An efficacious multifunction codoping strategy on a room-temperature solution-processed hole transport layer for realizing high-performance perovskite solar cells

A multifunctional carrier transport layer favoring outstanding carrier extraction, high-quality active layer formation, and a facile low-temperature process for efficient and large-scale perovskite solar cells (PSCs) are highly desirable. While co-doping approaches have recently become a hot topic in carrier transport layers to address the negative effects and limitations of typical single doping and further boost the carrier extraction properties and thus device performances, high-temperature, high power, and multi-steps processes/treatments are required which hinder their applications and potentially damage underneath structures particularly in emerging flexible electronics.

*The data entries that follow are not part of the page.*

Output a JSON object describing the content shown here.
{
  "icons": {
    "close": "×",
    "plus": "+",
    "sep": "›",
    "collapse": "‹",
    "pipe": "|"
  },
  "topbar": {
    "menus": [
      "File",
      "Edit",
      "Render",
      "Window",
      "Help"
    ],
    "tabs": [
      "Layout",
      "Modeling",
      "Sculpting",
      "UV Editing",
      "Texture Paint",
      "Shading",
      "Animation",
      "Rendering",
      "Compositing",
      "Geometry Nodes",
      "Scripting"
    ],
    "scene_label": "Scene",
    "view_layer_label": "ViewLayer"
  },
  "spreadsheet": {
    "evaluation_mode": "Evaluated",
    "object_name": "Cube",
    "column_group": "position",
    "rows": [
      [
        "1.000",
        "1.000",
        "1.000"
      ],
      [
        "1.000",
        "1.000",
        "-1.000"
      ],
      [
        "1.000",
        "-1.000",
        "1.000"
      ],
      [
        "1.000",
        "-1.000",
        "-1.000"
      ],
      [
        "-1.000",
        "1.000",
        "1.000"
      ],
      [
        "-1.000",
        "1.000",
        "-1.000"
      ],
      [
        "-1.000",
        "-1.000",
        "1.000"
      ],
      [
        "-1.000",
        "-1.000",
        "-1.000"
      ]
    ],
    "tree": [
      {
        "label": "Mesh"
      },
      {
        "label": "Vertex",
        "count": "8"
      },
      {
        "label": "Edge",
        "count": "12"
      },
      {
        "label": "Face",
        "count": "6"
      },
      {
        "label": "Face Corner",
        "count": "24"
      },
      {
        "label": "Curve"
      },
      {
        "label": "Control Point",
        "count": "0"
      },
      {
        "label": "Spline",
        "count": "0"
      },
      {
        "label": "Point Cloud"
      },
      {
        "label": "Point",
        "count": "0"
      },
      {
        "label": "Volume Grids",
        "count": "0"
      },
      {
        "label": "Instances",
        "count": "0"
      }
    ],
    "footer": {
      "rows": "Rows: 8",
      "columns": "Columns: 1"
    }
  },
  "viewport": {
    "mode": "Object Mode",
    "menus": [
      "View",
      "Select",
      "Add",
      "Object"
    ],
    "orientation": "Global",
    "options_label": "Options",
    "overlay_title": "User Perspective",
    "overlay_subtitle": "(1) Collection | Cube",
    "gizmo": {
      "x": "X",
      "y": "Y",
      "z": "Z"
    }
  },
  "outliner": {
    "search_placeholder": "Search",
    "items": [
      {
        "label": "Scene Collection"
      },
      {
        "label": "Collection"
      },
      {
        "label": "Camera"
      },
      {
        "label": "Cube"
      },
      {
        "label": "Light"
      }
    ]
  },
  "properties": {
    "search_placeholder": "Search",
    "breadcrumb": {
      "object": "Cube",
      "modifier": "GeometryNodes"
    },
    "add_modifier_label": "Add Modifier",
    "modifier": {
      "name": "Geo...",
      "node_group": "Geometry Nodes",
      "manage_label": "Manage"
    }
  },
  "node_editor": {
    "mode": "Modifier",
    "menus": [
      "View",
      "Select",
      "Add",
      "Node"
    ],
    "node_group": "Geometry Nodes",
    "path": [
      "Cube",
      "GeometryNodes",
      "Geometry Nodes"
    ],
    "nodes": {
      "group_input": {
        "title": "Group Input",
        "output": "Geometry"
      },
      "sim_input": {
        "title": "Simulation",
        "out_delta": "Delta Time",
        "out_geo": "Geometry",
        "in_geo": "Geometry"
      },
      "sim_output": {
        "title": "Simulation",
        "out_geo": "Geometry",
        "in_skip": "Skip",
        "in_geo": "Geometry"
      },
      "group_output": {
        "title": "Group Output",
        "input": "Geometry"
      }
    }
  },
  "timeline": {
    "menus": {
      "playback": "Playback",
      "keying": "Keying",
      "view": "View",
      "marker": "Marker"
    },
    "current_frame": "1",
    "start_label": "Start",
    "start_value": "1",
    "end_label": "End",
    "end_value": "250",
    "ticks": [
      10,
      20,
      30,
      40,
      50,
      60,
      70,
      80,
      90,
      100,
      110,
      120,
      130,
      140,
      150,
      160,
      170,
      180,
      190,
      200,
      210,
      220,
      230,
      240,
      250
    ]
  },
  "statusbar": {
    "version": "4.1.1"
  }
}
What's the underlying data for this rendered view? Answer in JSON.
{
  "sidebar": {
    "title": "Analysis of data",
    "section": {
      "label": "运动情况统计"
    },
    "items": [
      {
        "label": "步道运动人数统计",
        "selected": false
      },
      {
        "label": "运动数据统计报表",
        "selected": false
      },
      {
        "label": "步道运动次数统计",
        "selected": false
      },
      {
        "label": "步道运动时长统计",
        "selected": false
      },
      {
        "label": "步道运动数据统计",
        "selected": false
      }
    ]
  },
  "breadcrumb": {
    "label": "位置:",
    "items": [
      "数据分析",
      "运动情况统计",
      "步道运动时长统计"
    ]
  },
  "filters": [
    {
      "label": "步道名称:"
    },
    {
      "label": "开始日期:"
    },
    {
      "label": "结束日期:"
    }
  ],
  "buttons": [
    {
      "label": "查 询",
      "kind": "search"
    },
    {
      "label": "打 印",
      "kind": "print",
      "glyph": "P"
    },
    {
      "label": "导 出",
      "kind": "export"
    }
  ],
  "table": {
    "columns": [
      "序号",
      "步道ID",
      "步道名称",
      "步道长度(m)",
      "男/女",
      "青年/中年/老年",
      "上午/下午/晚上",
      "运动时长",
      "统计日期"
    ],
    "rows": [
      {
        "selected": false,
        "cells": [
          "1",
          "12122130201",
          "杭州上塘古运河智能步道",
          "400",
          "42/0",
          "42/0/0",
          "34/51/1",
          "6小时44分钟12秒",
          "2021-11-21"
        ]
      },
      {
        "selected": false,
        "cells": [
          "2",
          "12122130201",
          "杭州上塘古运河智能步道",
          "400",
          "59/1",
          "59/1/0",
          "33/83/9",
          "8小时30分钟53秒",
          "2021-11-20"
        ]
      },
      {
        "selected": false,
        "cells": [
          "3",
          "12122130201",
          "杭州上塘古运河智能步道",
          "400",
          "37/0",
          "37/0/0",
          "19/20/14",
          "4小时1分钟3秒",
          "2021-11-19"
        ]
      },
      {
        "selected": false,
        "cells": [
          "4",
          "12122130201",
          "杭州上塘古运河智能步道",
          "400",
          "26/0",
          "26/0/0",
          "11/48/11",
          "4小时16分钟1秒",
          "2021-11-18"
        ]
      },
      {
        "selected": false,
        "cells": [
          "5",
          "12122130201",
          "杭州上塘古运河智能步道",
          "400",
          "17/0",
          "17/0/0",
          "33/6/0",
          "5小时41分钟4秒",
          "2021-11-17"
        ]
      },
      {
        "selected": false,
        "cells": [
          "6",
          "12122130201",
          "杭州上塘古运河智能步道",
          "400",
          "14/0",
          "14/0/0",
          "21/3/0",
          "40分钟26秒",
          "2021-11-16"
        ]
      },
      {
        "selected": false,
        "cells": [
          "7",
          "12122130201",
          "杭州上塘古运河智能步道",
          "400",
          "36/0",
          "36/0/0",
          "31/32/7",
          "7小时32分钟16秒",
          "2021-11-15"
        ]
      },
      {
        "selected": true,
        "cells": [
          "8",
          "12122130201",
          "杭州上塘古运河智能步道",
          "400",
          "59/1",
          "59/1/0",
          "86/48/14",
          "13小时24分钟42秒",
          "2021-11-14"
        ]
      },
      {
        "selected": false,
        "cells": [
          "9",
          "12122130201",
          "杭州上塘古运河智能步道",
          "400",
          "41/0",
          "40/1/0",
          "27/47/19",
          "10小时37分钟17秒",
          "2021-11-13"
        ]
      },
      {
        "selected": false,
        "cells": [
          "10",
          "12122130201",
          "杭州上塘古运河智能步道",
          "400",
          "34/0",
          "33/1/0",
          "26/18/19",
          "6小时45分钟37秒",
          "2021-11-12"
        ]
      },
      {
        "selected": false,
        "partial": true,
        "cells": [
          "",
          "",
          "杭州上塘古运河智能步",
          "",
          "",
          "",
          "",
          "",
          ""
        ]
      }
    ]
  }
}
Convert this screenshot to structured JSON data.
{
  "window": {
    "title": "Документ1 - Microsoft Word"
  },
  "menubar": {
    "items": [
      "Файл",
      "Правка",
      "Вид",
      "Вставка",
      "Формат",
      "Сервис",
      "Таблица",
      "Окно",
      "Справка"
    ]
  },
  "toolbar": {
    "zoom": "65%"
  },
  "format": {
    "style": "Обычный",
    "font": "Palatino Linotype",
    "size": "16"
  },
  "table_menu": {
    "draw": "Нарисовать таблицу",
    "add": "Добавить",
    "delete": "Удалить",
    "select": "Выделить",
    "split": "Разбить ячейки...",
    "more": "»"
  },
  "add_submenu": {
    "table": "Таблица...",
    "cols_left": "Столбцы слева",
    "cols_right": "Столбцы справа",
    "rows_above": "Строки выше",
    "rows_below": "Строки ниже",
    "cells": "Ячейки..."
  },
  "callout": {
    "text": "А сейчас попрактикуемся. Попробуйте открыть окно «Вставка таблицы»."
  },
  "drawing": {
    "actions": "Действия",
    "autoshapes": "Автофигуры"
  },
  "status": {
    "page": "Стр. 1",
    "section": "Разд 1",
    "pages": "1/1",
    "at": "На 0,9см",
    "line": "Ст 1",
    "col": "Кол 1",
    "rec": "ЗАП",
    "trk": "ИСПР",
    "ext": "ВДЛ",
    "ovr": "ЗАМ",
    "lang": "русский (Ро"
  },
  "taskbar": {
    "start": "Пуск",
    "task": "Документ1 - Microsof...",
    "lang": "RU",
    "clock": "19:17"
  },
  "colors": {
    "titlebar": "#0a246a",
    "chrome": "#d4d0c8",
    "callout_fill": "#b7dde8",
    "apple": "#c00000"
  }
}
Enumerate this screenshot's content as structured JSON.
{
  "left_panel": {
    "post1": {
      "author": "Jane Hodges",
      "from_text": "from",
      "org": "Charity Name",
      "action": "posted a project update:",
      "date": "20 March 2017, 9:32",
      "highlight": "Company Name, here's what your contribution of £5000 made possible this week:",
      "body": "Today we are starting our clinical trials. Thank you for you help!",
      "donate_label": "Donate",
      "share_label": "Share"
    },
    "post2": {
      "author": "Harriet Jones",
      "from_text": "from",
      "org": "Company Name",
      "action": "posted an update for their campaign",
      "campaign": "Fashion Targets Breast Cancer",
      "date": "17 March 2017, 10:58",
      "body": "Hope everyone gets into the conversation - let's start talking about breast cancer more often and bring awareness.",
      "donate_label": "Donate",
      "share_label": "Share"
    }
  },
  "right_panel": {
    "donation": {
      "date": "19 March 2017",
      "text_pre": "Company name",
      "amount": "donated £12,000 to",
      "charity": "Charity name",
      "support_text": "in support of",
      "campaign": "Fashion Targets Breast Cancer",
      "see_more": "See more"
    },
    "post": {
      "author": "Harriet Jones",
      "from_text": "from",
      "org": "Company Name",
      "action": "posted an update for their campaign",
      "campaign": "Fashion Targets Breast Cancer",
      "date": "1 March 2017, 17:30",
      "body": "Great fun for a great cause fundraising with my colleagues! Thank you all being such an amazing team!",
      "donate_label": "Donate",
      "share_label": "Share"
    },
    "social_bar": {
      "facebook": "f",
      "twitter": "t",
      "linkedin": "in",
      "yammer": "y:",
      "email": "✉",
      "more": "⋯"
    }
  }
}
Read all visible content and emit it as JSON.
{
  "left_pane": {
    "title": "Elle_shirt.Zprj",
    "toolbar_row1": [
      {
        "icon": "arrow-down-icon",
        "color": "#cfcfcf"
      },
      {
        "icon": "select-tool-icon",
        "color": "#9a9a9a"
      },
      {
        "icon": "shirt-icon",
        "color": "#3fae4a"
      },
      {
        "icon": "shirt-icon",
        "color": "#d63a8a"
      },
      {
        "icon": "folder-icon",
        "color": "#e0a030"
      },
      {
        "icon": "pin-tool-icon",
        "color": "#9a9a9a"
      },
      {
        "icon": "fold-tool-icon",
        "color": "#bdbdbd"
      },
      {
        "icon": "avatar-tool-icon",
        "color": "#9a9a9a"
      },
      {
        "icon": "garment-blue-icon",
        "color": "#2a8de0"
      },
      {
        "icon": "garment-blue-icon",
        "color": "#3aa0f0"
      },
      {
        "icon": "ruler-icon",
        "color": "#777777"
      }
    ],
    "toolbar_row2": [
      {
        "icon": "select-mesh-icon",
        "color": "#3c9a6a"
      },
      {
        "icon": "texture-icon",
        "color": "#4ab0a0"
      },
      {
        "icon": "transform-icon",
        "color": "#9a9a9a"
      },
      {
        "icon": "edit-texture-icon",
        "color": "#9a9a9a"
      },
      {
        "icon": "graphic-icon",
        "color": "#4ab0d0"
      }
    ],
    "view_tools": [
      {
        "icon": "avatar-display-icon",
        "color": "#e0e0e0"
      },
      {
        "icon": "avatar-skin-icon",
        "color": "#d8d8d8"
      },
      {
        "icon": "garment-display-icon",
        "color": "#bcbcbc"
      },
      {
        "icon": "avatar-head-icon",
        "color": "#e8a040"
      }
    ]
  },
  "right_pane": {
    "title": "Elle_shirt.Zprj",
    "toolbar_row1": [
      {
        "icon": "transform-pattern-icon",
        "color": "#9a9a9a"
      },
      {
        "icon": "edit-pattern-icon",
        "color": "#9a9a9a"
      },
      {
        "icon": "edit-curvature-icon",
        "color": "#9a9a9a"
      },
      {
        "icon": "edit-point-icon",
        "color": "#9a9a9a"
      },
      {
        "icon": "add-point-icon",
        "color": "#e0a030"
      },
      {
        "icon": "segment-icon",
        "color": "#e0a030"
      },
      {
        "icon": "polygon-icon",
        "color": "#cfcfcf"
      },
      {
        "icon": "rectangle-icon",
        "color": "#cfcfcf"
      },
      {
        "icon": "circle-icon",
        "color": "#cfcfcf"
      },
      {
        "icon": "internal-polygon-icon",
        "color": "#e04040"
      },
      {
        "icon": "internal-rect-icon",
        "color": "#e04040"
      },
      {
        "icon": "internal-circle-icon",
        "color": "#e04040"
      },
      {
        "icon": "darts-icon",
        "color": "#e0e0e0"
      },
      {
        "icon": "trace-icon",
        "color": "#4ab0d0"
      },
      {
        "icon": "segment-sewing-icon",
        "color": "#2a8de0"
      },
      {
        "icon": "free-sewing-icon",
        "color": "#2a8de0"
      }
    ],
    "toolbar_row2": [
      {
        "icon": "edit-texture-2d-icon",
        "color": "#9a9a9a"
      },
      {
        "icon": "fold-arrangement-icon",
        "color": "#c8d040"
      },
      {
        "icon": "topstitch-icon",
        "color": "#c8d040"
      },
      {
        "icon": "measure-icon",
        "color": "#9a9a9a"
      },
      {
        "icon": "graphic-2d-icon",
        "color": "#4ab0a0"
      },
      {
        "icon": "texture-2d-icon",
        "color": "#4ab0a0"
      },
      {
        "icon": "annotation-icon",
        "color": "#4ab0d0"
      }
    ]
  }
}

In this work, we demonstrate the first kind of room-temperature solution-processed and post-treatment-free Li and Cu codoped NiOx nanoparticle-based hole transport layer (HTL). Simultaneously, the Li and Cu codoped NiOx HTLs show the interesting and critical features of (1) improved electrical conductivity and optical transmittance, (2) a high quality (pin-hole/crack free, compact and uniform) film morphology, (3) favoring large grain-size perovskite film formation, and (4) wide-range thermal stability up to 250 degrees C. With these interesting multiple functions, PSCs with Li and Cu codoped NiOx HTLs achieve a PCE of 20.8% and 18.2% on rigid and flexible substrates, respectively. This work contributes to a promising route for realizing highly efficient and stable rigid and flexible PSCs using abundant low-cost inorganic HTLs.

Automated summary

This study demonstrates a novel room-temperature solution-processed Li and Cu co-doped NiOx nanoparticle-based hole transport layer, which improves electrical conductivity, optical transmittance, and facilitates the formation of high-quality perovskite films. With these multiple functions, the PSCs utilizing Li and Cu co-doped NiOx HTLs achieved high efficiencies on both rigid and flexible substrates.